Regularising prior on sd for ordinal regression

I’m running an ordinal probit regression, in which respondents rate several ideas regarding how important they think they are. There are about 10-15 things being rated, and so I want to reduce the chance of just observing false positives when making comparisons between the importance ratings given to these different items. I think a decent way of doing this would be to not set the item they are responding to as a fixed effect of each item, which would be like this:

importance ~ 1 + item + (1 | respondent)

But rather as a deviation from the average importance ratings, so as in a hierarchical model:

importance ~ 1 + (1 | item) + (1 | respondent)

In this way, as far as I understand it, if there is not so much information to inform where responses to a specific item should sit, they will be shrunk towards the global mean of the items. Firstly, is that a correct understanding of how this would work in principle? We actually have a couple of thousand respondents so I suspect there will not be much shrinkage.

The second consideration is the prior to set on the sd for this parameter. In some typical examples of ML models, I’ve seen people suggesting exp(1), but I think this implies a very large amount of variation is expected a priori between the items - especially as the response is measured on the probit scale, so +/-1 is a full standard deviation difference. I thought instead it might be good to test out a tighter prior for the sd components such as exp(10), which restrains the range of values initially entertained quite substantially:

Does this seem appropriate as a general approach?

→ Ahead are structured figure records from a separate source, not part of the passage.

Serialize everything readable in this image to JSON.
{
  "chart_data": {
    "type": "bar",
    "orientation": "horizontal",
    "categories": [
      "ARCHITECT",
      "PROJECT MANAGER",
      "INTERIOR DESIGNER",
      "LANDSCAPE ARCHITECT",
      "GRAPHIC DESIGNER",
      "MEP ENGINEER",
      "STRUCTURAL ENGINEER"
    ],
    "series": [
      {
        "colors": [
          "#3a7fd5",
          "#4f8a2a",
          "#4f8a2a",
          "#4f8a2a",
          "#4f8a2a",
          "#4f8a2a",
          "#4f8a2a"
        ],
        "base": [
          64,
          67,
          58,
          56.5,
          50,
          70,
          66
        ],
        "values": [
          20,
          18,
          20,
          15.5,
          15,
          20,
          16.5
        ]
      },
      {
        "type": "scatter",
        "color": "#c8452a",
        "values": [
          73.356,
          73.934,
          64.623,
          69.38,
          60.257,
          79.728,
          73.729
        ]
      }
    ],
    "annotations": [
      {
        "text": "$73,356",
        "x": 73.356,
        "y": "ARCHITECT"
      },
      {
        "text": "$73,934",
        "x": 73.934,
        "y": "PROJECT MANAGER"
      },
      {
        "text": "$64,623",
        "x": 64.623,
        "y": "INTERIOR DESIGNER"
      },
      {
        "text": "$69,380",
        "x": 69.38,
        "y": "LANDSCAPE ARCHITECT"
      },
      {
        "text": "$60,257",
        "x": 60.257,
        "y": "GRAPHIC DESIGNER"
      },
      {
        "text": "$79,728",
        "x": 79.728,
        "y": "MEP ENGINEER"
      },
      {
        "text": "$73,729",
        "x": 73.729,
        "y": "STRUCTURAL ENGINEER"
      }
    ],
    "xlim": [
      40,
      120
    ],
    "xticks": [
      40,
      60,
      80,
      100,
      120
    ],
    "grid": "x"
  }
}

In addition, would you expect there to be much shrinkage if there are a couple thousand observations per item, and all the items have the same number of observations? I ask because in doing some testing with different priors, I have to say there seems to be essentially no shrinkage occurring, but surprisingly this is the case even when I reduce the n per item to quite small numbers like 20 or 50, unless using really extreme priors like exp(100), which does not seem a reasonable prior in terms of actual prior expectations

1 Like

Yes, that makes sense. I don’t know how you could treat this as a fixed effect if item is the item’s identifier. If there’s some value for items rather than just idenifiers, then it won’t make sense as a random effect.

Regularization toward population mean (presumably not just straight shrinkage toward zero) will depend not on how many respondents, but on how much data informs each one and how tight of a distribution they are consistent with (and to some extent, the hyperprior). . If there are a lot of respondents with very little data each, but they all come from a common distribution, you will see a lot of shrinkage. For instance, simulate from binomial(K, theta[j]) for K = 10 and j in 1:1000 and you’ll see a huge amount of shrinkage.

You mean you are going to take

beta_item[k] ~ normal(0, sigma)

and you want suggestions for a prior on sigma? That should depend on what you know about the item variation ahead of time. Usually if the number of k is large, the posterior won’t be very sensitive to the prior as long as it’s consistent with the prior. But the only way to test this is trying different priors and seeing what their effect is. I didn’t understand what sd(10) meant as a suggested prior or what you were plotting.

The other question is whether to take something like half normal, which is consistent with zero (full pooling) or something like lognormal, which isn’t consistent with zero.

You’ll find logit a lot more efficient computationally. We even have an ordinal-login built in.

Thanks @Bob_Carpenter for your thoughts and the detail you’ve gone into.

I didn’t understand what sd(10) meant as a suggested prior or what you were plotting.

Apologies this was a typo, where I wrote “sd(10)” I meant “exp(10)” as a prior on the standard deviation of the individual items around the mean of the items. A typical prior on this hyper-parameter that I’ve seen is exp(1) but I thought it could make sense to make it more tightly bound around 0 such that, a priori, it is assumed that there is not a huge amount of variation among the items - that is what I was hoping to show with the plot I presented.

I think I wold be quite happy to allow a prior that is consistent with 0 such as the half-normal. Is it correct that if I just set the prior as normal, it is constrained to be half-normal anyway if it’s on an sd parameter, because the sd can’t be less than 0 anyway?

You’ll find logit a lot more efficient computationally.

Thanks for pointing this out. I will test it with a logit model - if it is not very significantly faster or produces much more ESS then I might stick with probit because I find thinking in that transformation much more intuitive than the logit!